もちろん一過性の暴力などでも相手にダメージを与えるために効果的という意味では、「殴られれば痛いだろう」ということはわかっているはずですが、そういう意味よりもっと計画性というか、「こういうことをされれば相手にかなりのダメージが与えられるはずだ」という基準で選んだ行為をしている、という気がします。
昔、私が関わっていた知的障害と自閉症を併せ持っていた人が、畑でひらひら飛ぶ蝶を楽しそうに笑顔で追いかけながら捕まえようとしていました。その光景は無邪気でほほえましかったのですが、なんと彼はつかまえた蝶の羽を全部むしってしまったのです。

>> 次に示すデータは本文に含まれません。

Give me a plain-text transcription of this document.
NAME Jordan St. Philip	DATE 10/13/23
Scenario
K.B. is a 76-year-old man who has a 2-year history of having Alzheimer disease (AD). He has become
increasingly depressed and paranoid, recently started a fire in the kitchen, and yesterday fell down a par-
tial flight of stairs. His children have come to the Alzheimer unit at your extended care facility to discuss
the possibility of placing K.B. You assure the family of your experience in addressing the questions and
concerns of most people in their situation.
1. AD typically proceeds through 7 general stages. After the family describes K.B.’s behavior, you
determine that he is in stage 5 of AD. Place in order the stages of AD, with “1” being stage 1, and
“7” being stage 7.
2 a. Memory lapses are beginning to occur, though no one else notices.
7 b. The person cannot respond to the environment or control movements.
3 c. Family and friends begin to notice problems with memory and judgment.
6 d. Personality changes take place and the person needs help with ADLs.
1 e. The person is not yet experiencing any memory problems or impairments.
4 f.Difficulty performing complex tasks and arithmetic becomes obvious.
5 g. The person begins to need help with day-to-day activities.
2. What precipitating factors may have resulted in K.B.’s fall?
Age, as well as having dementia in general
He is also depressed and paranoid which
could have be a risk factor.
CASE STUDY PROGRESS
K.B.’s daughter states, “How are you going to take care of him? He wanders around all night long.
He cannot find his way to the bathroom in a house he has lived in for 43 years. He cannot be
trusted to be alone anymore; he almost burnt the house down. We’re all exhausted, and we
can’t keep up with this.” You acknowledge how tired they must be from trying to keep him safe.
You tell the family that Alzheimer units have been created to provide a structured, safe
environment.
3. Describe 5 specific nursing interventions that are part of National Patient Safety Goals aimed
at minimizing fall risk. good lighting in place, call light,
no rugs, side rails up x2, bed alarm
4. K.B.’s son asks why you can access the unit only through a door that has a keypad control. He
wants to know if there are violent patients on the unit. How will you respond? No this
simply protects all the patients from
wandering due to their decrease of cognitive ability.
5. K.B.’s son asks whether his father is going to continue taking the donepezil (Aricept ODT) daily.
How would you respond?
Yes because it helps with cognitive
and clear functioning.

見ていて「おぉ・・さすがにそれは・・・」と思いましたが、彼にとっては蝶の気持ち(もしそういうものがあれば)に気持ちを馳せるということはできなかったのでしょう。ある意味本当に小さな子どもが純粋な興味でしているような印象でした。
しかし私はもう一つこういうエピソードも覚えています。
それは私の高校1年ぐらいの時のことです。これは友達から聞いた話なので直接見たわけではないのですが、ある共通の友人が面白半分だったのでしょうが、猫の体に火をつけて猫が逃げ惑う姿を笑っていた、というのです。
友人は何か先天的な障害があるわけでもなく知的にも高かったのですがこの話を聞いた時、私の胸の中にはなんともやりきれない、どす黒い気持ちが広がった気がしたことを覚えています。
あきらかにその友人は猫の気持ちに感情移入する力はあったし、火をつけられればどれだけ苦しいかも予想した上で、その逃げ惑う姿を笑っているのです。
「(こういう目に合わせれば相手はきっとこんな気持ちになるだろう、という)相手の心情を十分に予想した上で」残虐な行為に走る、という点に邪悪な匂いを感じずにはいられません。